Why You Need Silence In Your Life
Speaker: Dr. Harold J. Sala | Series: Guidelines For Living | Be still, and know that I am God; I will be exalted among the nations, I will be exalted in the earth. Psalm 46:10
One of the strangest of all musical compositions ever conceived was that drafted by the avant-garde American John Cage. He wrote it in 1952 and called it “4’33”.” It was written for any instrument or instruments, as the case may be, and each of the three movements has the instruction that it is to be rendered tacit which is Latin for “silent.”
Mark Swed explains, “The audience watches a piano virtuoso, say, open the keyboard, start a stopwatch, sit motionless, then close the keyboard when four minutes and 33 seconds are up.” That’s it! Four and a half minutes of silence.
Now if you had paid good money to go to a concert, and the virtuoso pianist sat down at the piano as the applause died out, opened the keyboard, started a stopwatch and sat there, what would you think? You would probably be asking yourself, “Hey, has he forgotten the music?” I would get uncomfortable for the sake of the artist wondering, “What’s wrong?

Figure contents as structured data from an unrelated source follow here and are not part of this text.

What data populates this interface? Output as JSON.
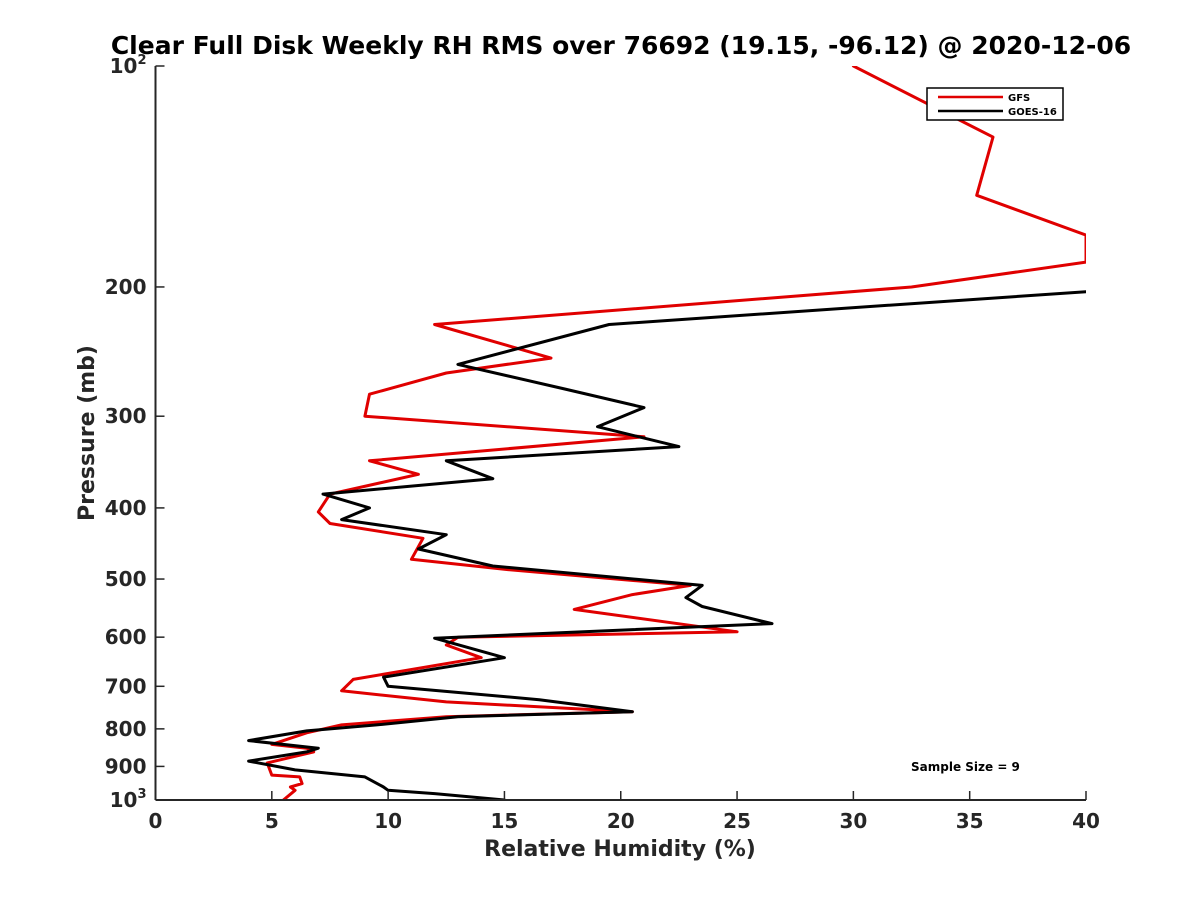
{
  "chart_data": {
    "type": "line",
    "title": "Clear Full Disk Weekly RH RMS over 76692 (19.15, -96.12) @ 2020-12-06",
    "xlabel": "Relative Humidity (%)",
    "ylabel": "Pressure (mb)",
    "xlim": [
      0,
      40
    ],
    "ylim": [
      100,
      1000
    ],
    "y_scale": "log",
    "y_reversed": true,
    "x_ticks": [
      0,
      5,
      10,
      15,
      20,
      25,
      30,
      35,
      40
    ],
    "y_ticks": [
      {
        "value": 100,
        "base": "10",
        "exp": "2"
      },
      {
        "value": 200,
        "label": "200"
      },
      {
        "value": 300,
        "label": "300"
      },
      {
        "value": 400,
        "label": "400"
      },
      {
        "value": 500,
        "label": "500"
      },
      {
        "value": 600,
        "label": "600"
      },
      {
        "value": 700,
        "label": "700"
      },
      {
        "value": 800,
        "label": "800"
      },
      {
        "value": 900,
        "label": "900"
      },
      {
        "value": 1000,
        "base": "10",
        "exp": "3"
      }
    ],
    "legend_position": "top-right",
    "annotation": "Sample Size = 9",
    "series": [
      {
        "name": "GFS",
        "color": "#e00000",
        "points": [
          [
            30.0,
            100
          ],
          [
            36.0,
            125
          ],
          [
            35.3,
            150
          ],
          [
            40.0,
            170
          ],
          [
            40.0,
            185
          ],
          [
            32.5,
            200
          ],
          [
            12.0,
            225
          ],
          [
            17.0,
            250
          ],
          [
            12.5,
            262
          ],
          [
            9.2,
            280
          ],
          [
            9.0,
            300
          ],
          [
            21.0,
            320
          ],
          [
            9.2,
            345
          ],
          [
            11.3,
            360
          ],
          [
            7.5,
            383
          ],
          [
            7.0,
            405
          ],
          [
            7.5,
            420
          ],
          [
            11.5,
            440
          ],
          [
            11.0,
            470
          ],
          [
            15.0,
            485
          ],
          [
            23.0,
            510
          ],
          [
            20.5,
            525
          ],
          [
            18.0,
            550
          ],
          [
            25.0,
            590
          ],
          [
            13.0,
            600
          ],
          [
            12.5,
            615
          ],
          [
            14.0,
            640
          ],
          [
            8.5,
            685
          ],
          [
            8.0,
            710
          ],
          [
            12.5,
            735
          ],
          [
            20.5,
            758
          ],
          [
            12.5,
            770
          ],
          [
            8.0,
            790
          ],
          [
            6.5,
            810
          ],
          [
            5.0,
            840
          ],
          [
            6.5,
            850
          ],
          [
            6.8,
            860
          ],
          [
            4.8,
            890
          ],
          [
            5.0,
            925
          ],
          [
            6.2,
            930
          ],
          [
            6.3,
            950
          ],
          [
            5.8,
            960
          ],
          [
            6.0,
            970
          ],
          [
            5.5,
            1000
          ]
        ]
      },
      {
        "name": "GOES-16",
        "color": "#000000",
        "points": [
          [
            40.0,
            203
          ],
          [
            19.5,
            225
          ],
          [
            13.0,
            255
          ],
          [
            17.5,
            275
          ],
          [
            21.0,
            292
          ],
          [
            19.0,
            310
          ],
          [
            22.5,
            330
          ],
          [
            12.5,
            345
          ],
          [
            14.5,
            365
          ],
          [
            7.2,
            383
          ],
          [
            9.2,
            400
          ],
          [
            8.0,
            415
          ],
          [
            12.5,
            435
          ],
          [
            11.3,
            455
          ],
          [
            14.5,
            480
          ],
          [
            23.5,
            510
          ],
          [
            22.8,
            530
          ],
          [
            23.5,
            545
          ],
          [
            26.5,
            575
          ],
          [
            12.0,
            602
          ],
          [
            15.0,
            640
          ],
          [
            9.8,
            680
          ],
          [
            10.0,
            700
          ],
          [
            16.5,
            730
          ],
          [
            20.5,
            758
          ],
          [
            13.0,
            770
          ],
          [
            9.5,
            790
          ],
          [
            6.5,
            805
          ],
          [
            4.0,
            830
          ],
          [
            7.0,
            850
          ],
          [
            6.5,
            860
          ],
          [
            4.0,
            885
          ],
          [
            6.0,
            910
          ],
          [
            9.0,
            930
          ],
          [
            9.8,
            960
          ],
          [
            10.0,
            970
          ],
          [
            12.0,
            980
          ],
          [
            15.0,
            1000
          ]
        ]
      }
    ]
  }
}
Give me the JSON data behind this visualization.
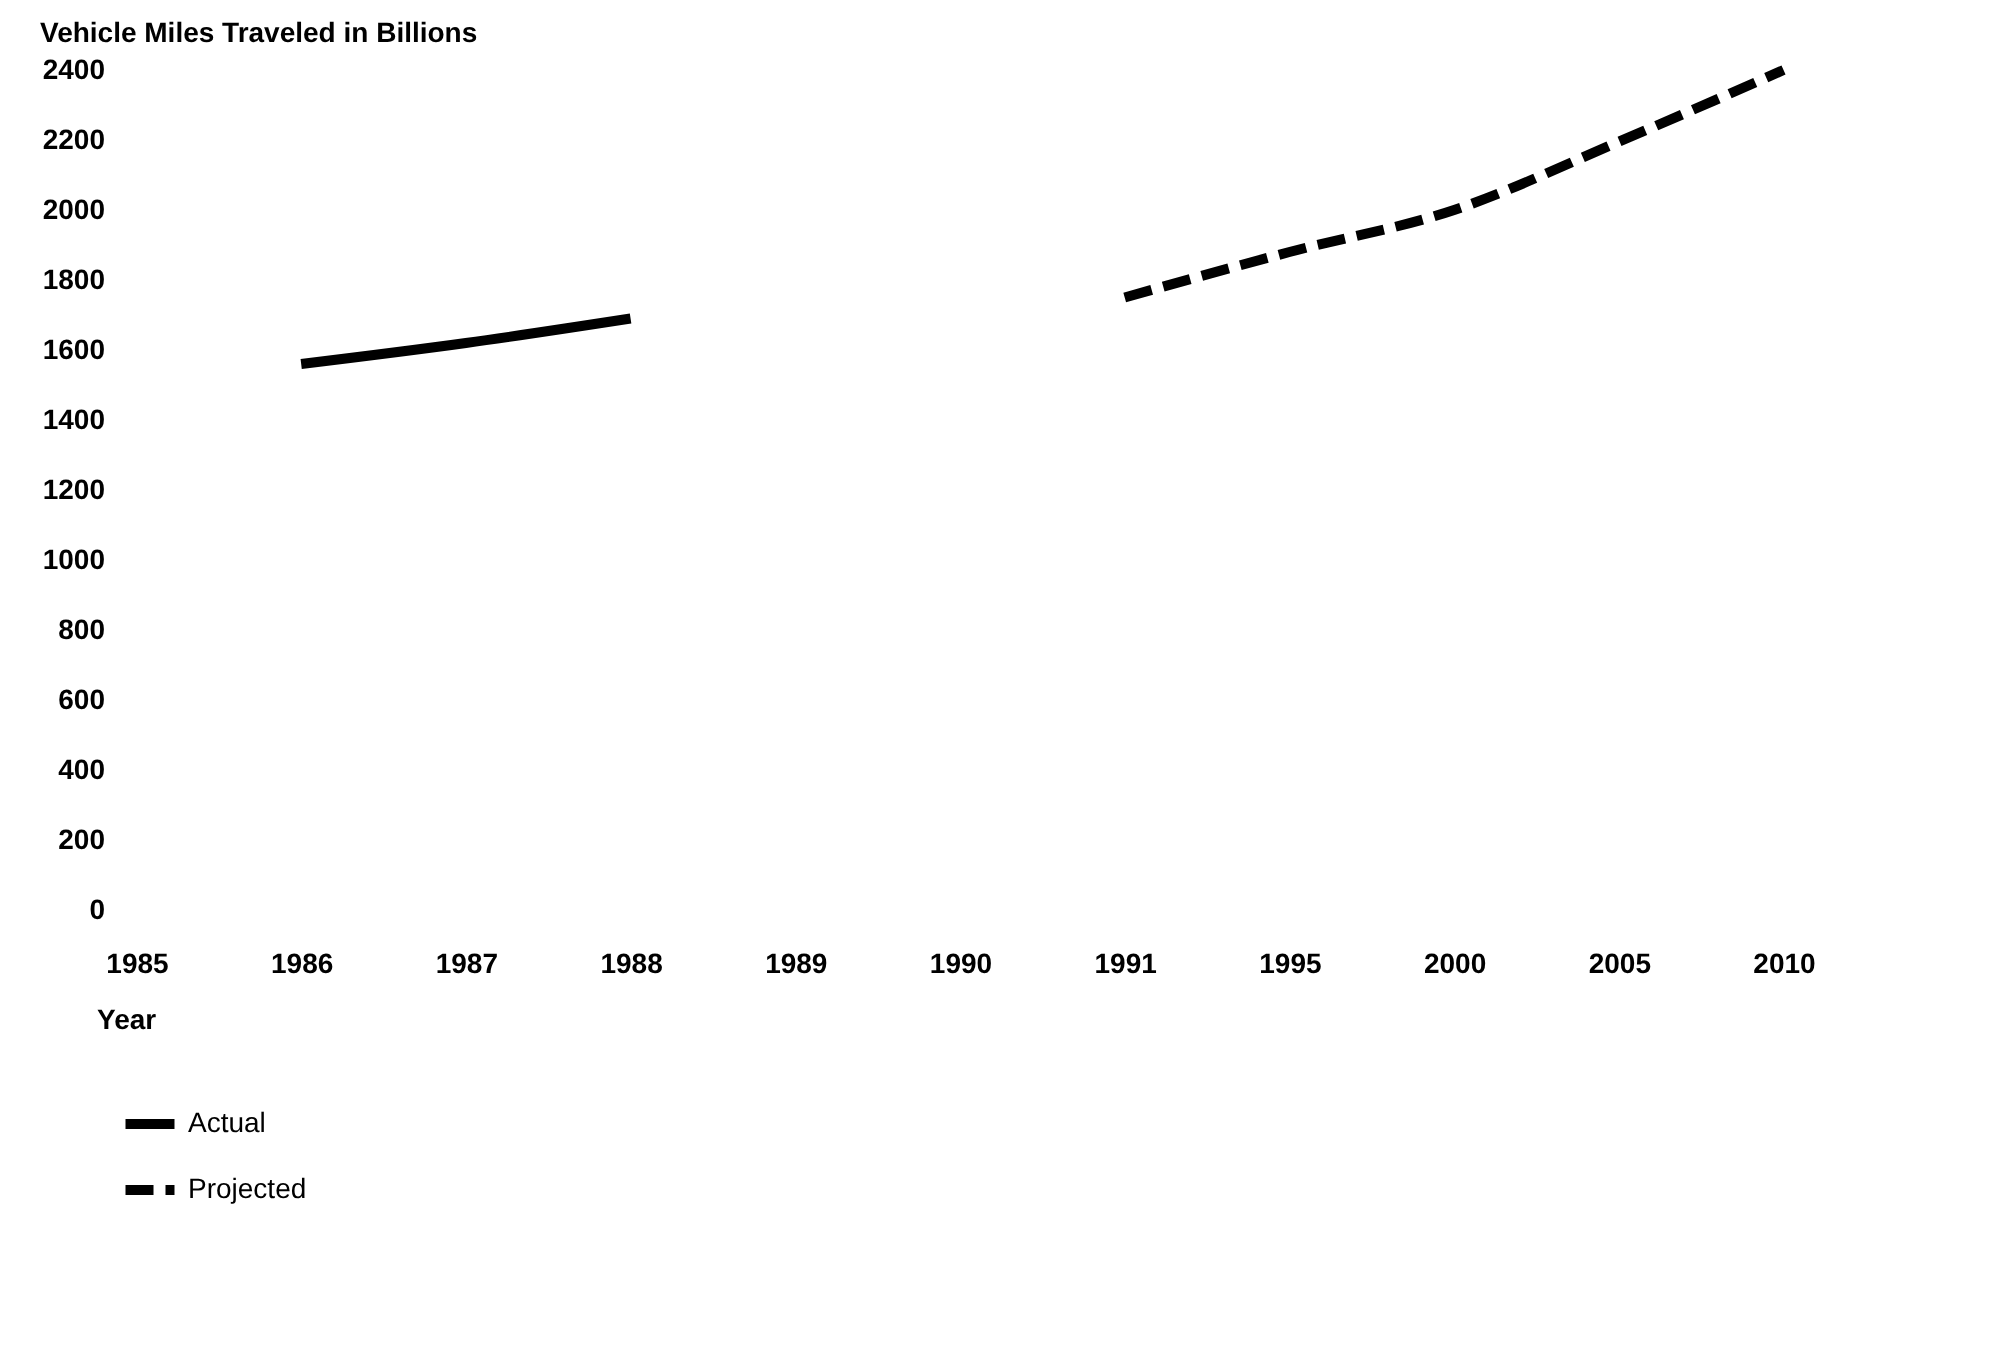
{
  "chart_data": {
    "type": "line",
    "title": "Vehicle Miles Traveled in Billions",
    "xlabel": "Year",
    "categories": [
      "1985",
      "1986",
      "1987",
      "1988",
      "1989",
      "1990",
      "1991",
      "1995",
      "2000",
      "2005",
      "2010"
    ],
    "series": [
      {
        "name": "Actual",
        "color": "#000000",
        "line_style": "solid",
        "values": [
          null,
          1560,
          1620,
          1690,
          null,
          null,
          null,
          null,
          null,
          null,
          null
        ]
      },
      {
        "name": "Projected",
        "color": "#000000",
        "line_style": "dashed",
        "values": [
          null,
          null,
          null,
          null,
          null,
          null,
          1750,
          1880,
          2000,
          2195,
          2400
        ]
      }
    ],
    "ylim": [
      0,
      2400
    ],
    "yticks": [
      0,
      200,
      400,
      600,
      800,
      1000,
      1200,
      1400,
      1600,
      1800,
      2000,
      2200,
      2400
    ],
    "grid": false,
    "legend": "bottom left",
    "marker": "none"
  }
}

Why doesn’t he start playing?” And when he turned off the stopwatch and shut the lid on the keyboard, I would think, “I’ve been swindled. I paid to hear music and heard only silence.”
That was the point John Cage wanted to make. It is impossible to escape sound, whether it is the din or noise of traffic, the wind, the creaks and groans of a forest, or the thump of your own heartbeat.
When Cage released his “4’33” it created a furor to say the least, and it is still controversial. Some think he might have made a contribution to a social science class, or a high school psychology class, but not to serious music.
I’m not so sure. The reality is that we are bombarded with noise from the moment we wake up in the morning until we go to sleep, and even then, we are aware of noise that surrounds us.
A friend who lived in the shadow of an overhead train, tells how he had grown so accustomed to the sounds of the passing trains that one night, he woke up with a start. “Something’s wrong!” he said to himself, and jumped out of bed to find out what had happened. No, the roof hadn’t collapsed, but a train strike had silenced the noise he had grown accustomed to, and without it, the silence was deafening.
Some 3000 years ago, God spoke through the psalmist and said, “Be still and know that I am God” (Psalm 46:10). “In quietness and in confidence shall be your strength” says Isaiah 30:15. So where does this leave us today?
The reality is that most of us are afraid of quietness. We turn on the TV even though we don’t watch the picture or even listen to the voice. We have music playing in the background.
On one occasion, I spent several days in a wilderness area at an altitude of about 3000 meters or 10,000 feet. For hours at a time, I sat overlooking a valley and read and pondered my life and future. There was no radio, no TV, no traffic or voices, yet there was a symphony of sounds that were almost deafening—the stir of the wind, the chatter of chipmunks, the songs of birds, and the deep rumbling of nature itself.
No, I didn’t hear the earth turning on its axis, but I did memorize Psalm 46 and will never forget the impact of those words, “Be still and know that I am God.”
God still says, “Be still and know that I am God.” Perhaps that controversial 4 minutes, 33 seconds of silence John Cage conceived is more valuable than if he had put notes on the composition marked tacit or silent. Indeed!